近藤昇の「仕事は自分で創れ!」

「仕事は自分で創れ!」ブレインワークスグループCEOの近藤昇が、日本とアジアをはじめとするエマージンググローバルエリアに対する思いやビジネスについて発信します。

知識を話す人と体験を話す人の違い

 

話の長い人、良くしゃべる人との付き合いは大変だ。

これは、世間の一般的な思いだと思う。

もちろん、話すのが苦手な人も沢山いるので、話し好きな人と話すのが苦手な人の役割は自然に決まっていくように思うが、実際には、話す人と聞く人との関係は結構複雑だ。

 

特に仕事がらみになると、様々に思惑がある場合が多く、友だちや知人との会話とは自ずと違う。

 

例えば、ビジネスの初対面であれば、自己PRというか、自分の実績や考えを相手に伝えることは大事である。要するに自分を相手の人に分かってもらう。という単純なことであるが、これもなかなか難しい。

 

最大の理由は、ビジネスは常に利害が一致するとは限らず、利害が相反することの方が多い。ビジネスには交渉は付き物だし、自己PRで自社や自分の実績を伝えるとしても、初対面では特に相手のことは、あまり分からない場合が多く、まずは自分の話が優先になってしまいがちだ。

 

これを逆に考えたら、人の話を聴くということはビジネスにおいては何よりも大事になってくることが分かる。

だからと言って、相手の自己PRをずっと聴き続けたら良いと言うものでもない。

社長同士の会話でも、時々、一方的に自分のことを話し続ける人がいる。そこまでいくと、自慢話ではなくてもそう思えてくる。

 

大事なことは、どちらが先に話するかではなく、相手の反応を感じながら、会話のキャッチボールができるかどうかである。

一方的に、自分の話だけして、かみ合わない人とは、どのみち長いお付き合いはできない。

 

私は特に、調和を重視するので、相手の経験や実績が私より上であろうが下であろうが、話の中身そのものより、会話しながら共感ポイントを見つける努力に集中する。

 

一人ずつ人生経験が違うわけだし、年齢もマチマチ。お一人お一人との出会いを楽しむのが私のスタイルだ。だから、一方的に自己PRをするだけの人とは、良い付き合いはできない。

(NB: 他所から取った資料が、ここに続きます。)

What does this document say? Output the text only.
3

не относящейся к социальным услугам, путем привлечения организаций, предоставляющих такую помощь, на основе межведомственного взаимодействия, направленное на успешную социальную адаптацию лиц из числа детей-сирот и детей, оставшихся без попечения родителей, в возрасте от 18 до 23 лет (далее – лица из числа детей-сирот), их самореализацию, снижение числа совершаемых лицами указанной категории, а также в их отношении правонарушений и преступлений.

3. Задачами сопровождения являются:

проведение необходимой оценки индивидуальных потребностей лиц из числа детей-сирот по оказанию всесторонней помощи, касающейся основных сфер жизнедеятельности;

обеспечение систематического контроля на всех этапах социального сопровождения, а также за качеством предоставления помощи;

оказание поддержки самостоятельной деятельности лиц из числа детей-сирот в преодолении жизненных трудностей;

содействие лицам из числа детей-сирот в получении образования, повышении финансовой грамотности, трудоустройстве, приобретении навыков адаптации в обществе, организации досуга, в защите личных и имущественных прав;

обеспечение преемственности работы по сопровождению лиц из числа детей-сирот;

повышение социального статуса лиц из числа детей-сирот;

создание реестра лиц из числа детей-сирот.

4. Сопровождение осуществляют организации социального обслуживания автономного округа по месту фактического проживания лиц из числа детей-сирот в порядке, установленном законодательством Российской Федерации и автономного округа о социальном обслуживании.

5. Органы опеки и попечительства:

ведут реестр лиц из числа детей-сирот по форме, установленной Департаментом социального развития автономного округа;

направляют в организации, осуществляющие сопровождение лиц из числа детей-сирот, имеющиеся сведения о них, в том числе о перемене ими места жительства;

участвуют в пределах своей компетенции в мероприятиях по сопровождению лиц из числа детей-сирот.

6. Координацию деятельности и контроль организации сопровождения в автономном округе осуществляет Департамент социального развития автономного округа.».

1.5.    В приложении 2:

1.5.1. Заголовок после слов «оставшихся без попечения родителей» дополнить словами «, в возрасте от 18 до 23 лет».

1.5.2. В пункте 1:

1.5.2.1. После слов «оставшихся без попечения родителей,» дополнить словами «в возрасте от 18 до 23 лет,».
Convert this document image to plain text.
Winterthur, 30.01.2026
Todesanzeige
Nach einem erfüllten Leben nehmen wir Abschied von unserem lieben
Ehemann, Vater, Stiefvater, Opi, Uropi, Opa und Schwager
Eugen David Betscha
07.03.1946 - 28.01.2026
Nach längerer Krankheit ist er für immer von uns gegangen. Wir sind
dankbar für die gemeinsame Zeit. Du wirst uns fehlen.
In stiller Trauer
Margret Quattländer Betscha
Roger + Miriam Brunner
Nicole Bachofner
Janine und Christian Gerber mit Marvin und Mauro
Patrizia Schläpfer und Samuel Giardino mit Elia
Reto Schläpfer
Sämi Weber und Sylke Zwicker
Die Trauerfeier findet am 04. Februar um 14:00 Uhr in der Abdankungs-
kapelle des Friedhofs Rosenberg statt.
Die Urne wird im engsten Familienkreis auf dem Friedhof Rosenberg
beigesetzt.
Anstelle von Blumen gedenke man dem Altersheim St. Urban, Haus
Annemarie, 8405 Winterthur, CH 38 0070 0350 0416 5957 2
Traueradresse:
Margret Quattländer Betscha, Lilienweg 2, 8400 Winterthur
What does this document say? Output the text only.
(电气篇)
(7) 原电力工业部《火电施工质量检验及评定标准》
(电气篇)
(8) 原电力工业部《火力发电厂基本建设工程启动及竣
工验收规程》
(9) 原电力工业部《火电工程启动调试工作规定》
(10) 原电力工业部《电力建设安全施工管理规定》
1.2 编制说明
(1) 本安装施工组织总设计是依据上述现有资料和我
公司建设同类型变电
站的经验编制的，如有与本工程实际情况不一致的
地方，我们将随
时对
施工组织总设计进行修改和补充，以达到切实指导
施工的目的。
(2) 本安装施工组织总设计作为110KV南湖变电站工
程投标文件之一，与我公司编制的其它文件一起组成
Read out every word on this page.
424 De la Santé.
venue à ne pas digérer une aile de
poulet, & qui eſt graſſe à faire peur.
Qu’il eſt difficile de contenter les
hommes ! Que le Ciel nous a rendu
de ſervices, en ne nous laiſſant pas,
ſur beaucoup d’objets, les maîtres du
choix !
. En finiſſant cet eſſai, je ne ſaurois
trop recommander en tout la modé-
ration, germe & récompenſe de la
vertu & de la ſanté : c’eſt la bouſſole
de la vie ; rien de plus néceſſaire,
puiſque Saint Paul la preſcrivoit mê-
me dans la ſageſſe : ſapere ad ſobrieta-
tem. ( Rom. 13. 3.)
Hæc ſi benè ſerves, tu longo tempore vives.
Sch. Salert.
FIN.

かといって、私の自己PRを聞いてほしいのでもない。それは付き合っていけば、お互いに自然と分かることだから。

もっとも、仕事の立場もあるので、自己PRをしてほしいと言われれば、幾らでもするし、相手の自己PRで会話が始まれば、それには応じるようにしている。

 

人との出会いで何よりも大切なことは、せっかくの一期一会なので、長くお付き合いしたい。お互いの人生観や仕事感、体験や失敗話を共有したい。だから仕事の成功話や実績にはあまり興味がない。言い換えれば、未来の話に私は関心が強い。

 

話好きな人の中には、知識を語る人も結構多い。昔風に言えば、博学の人だ。

20年前ならいざ知らず、こういう知識重視の人の話は、価値がどんどん下がっていると私は思っている。

 

なぜならば、知識は世間やネットに溢れているからである。しかも、スマホなどで検索すれば幾らでも見つけることが出来る。

自分が疑問をもって、訊いたことに応えてくれるのならありがたいが、こっちの前提も確認もせず無視して自分の知識を話続ける人がたまにいる。

 

これは、小学校ぐらいの今どきの授業を想像すればよい。昔の学校は、先生の知識がほぼ絶対だった。それと教科書は連動していた。

 

今は違う。今の子供たちは普通にスマホやパソコンを使う。ゲームでこういうデジタル機器も慣れている。だから、その気になれば、先生よりも知識の検索は早い。今の子供の環境は、すでに先生が積みあげてきた知識量を上回っていることになる。

こんなとき、知識だけ教えてきた先生は大変だ。しかし、子供からしたら、そういう退屈な時間ではなく、先生から何を知りたいだろうか?何を教えてほしいだろうか?

 

しつけや社会のマナーは子供が望むかどうかは別として、大人が教えるべきことである。あとは、先生の体験や自身の考え、社会のことではなかろうか。

少なくとも、徐々に学校の勉強もこういう方向にシフトしていく。

 

 

 

話は元に戻るが、知識は相手が知りたいと言えば、話しするのでちょうど良い。だから、聞き手の関心度はキャッチしたいところだ。

私は知識よりも体験や失敗談が聴きたいが、それもやはり、相手が聴きたそうなら話しすればよい

いずれにしても、長い話はよくない。

 

相手が自分のどんな話を聴きたいのかを見極める、それが会話の始まりだと思う。